Proposta de fim do recesso de julho expõe resistência interna e levanta questionamento sobre a real disposição da Casa em romper com antigos privilégios
A proposta de extinguir o recesso parlamentar de julho na Câmara Municipal de Cuiabá, apresentada pelo vereador Mário Nadaf (PV), reacendeu uma discussão antiga sobre os privilégios do Legislativo e a necessidade de modernizar a atuação parlamentar. O projeto, no entanto, só deve entrar em vigor em 2026, caso seja aprovado, o que levanta dúvidas sobre a real intenção de mudança da Casa.
O vereador Daniel Monteiro (Republicanos), que articula apoio e deve assinar como coautor da proposta, afirmou que não há tempo hábil para aprová-la em 2024, já que o recesso está previsto para começar no próximo dia 18 de julho.
“Mesmo que a gente aprove o projeto, não vai dar tempo. Tem que passar por dois turnos, ser sancionado… É impossível por uma questão de tempo mesmo”, explicou Monteiro em entrevista ao Jornal do Meio Dia (TV Vila Real, canal 10.1).
Uma Câmara com cara nova ou só maquiagem?
O debate ganhou força com o argumento de que o recesso de julho, somado às férias de fim de ano, totaliza 84 dias de folga por ano, número bem superior aos 30 dias de férias garantidos aos trabalhadores brasileiros. Para Nadaf e Monteiro, o recesso de meio de ano é um “mau exemplo” e a extinção dele seria um passo necessário para moralizar a atuação da Casa.
“A população está trabalhando, nós também deveríamos estar. Não precisa de recesso no meio do ano”, destacou Daniel.
A proposta, porém, ainda precisa de nove assinaturas para começar a tramitar, e, até agora, apenas sete parlamentares teriam manifestado apoio — cujos nomes não foram revelados por receio de pressão nos bastidores. Para ser aprovada, a emenda exige quórum qualificado de dois terços da Casa, ou seja, 18 votos em dois turnos.
Presidência resiste à mudança
A presidente da Câmara, vereadora Paula Calil (PL), se posicionou contrária ao fim do recesso, alegando que a pausa é importante para organizar a pauta de projetos, planejar as ações da Mesa Diretora e intensificar a fiscalização do Poder Executivo durante o período.
“É necessário o recesso parlamentar para que a gente consiga nos organizar. Eu, pelo menos, faço meu cronograma nesse período, e acredito que a maioria dos vereadores também”, justificou Calil.
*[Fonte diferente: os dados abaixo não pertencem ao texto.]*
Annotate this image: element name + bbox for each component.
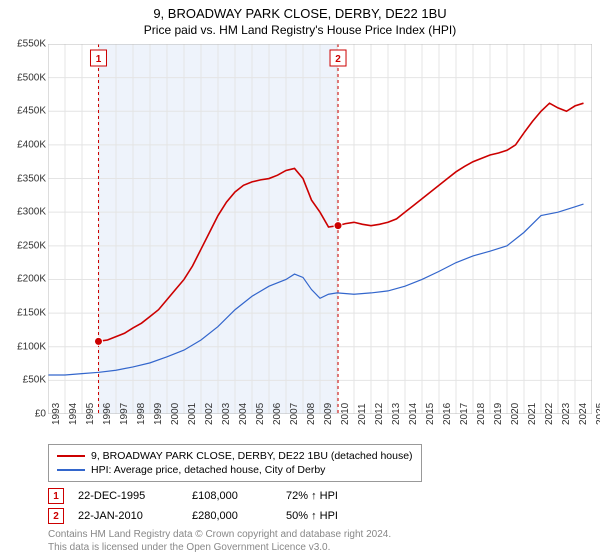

Monteiro rebateu o argumento dizendo que, até 2026, haverá tempo suficiente para a Mesa se reorganizar e se adaptar à nova dinâmica de funcionamento sem o recesso.
Velhas práticas ainda resistem?
Com uma legislatura que se propôs a modernizar a Câmara e recuperar a imagem arranhada pela antiga pecha de “Casa dos Horrores” — marcada por escândalos, trocas de farpas públicas e falta de produtividade —, esperava-se mais firmeza nas ações para romper com antigos privilégios.
O projeto de Nadaf é, no discurso, um passo nessa direção. Mas, na prática, segue travado nos bastidores e adiado para o futuro, sem definição de prazo, sem apoio unânime e sem a urgência que a sociedade exige.
O que está em jogo?
-
30 dias de recesso em julho, somados a aproximadamente 54 dias entre dezembro e fevereiro;
-
Um total de 84 dias de inatividade legislativa por ano;
-
A possível inclusão de quatro sessões ordinárias a mais no calendário anual caso o recesso seja extinto;
-
Uma pressão crescente da sociedade por mais produtividade, transparência e comprometimento por parte dos vereadores.
Embora o projeto de extinção do recesso represente um aceno à moralização da atividade parlamentar, sua tramitação empacada e a resistência de lideranças da Casa revelam que os discursos de renovação ainda convivem com práticas antigas e pouco alinhadas à realidade da população.
Se a Câmara quer mesmo mostrar uma cara nova, precisa começar por atitudes concretas, não apenas promessas para daqui dois anos. Até lá, o eleitor segue observando — e questionando:
Câmara de Cuiabá está realmente mudando ou apenas maquiando os mesmos hábitos de sempre?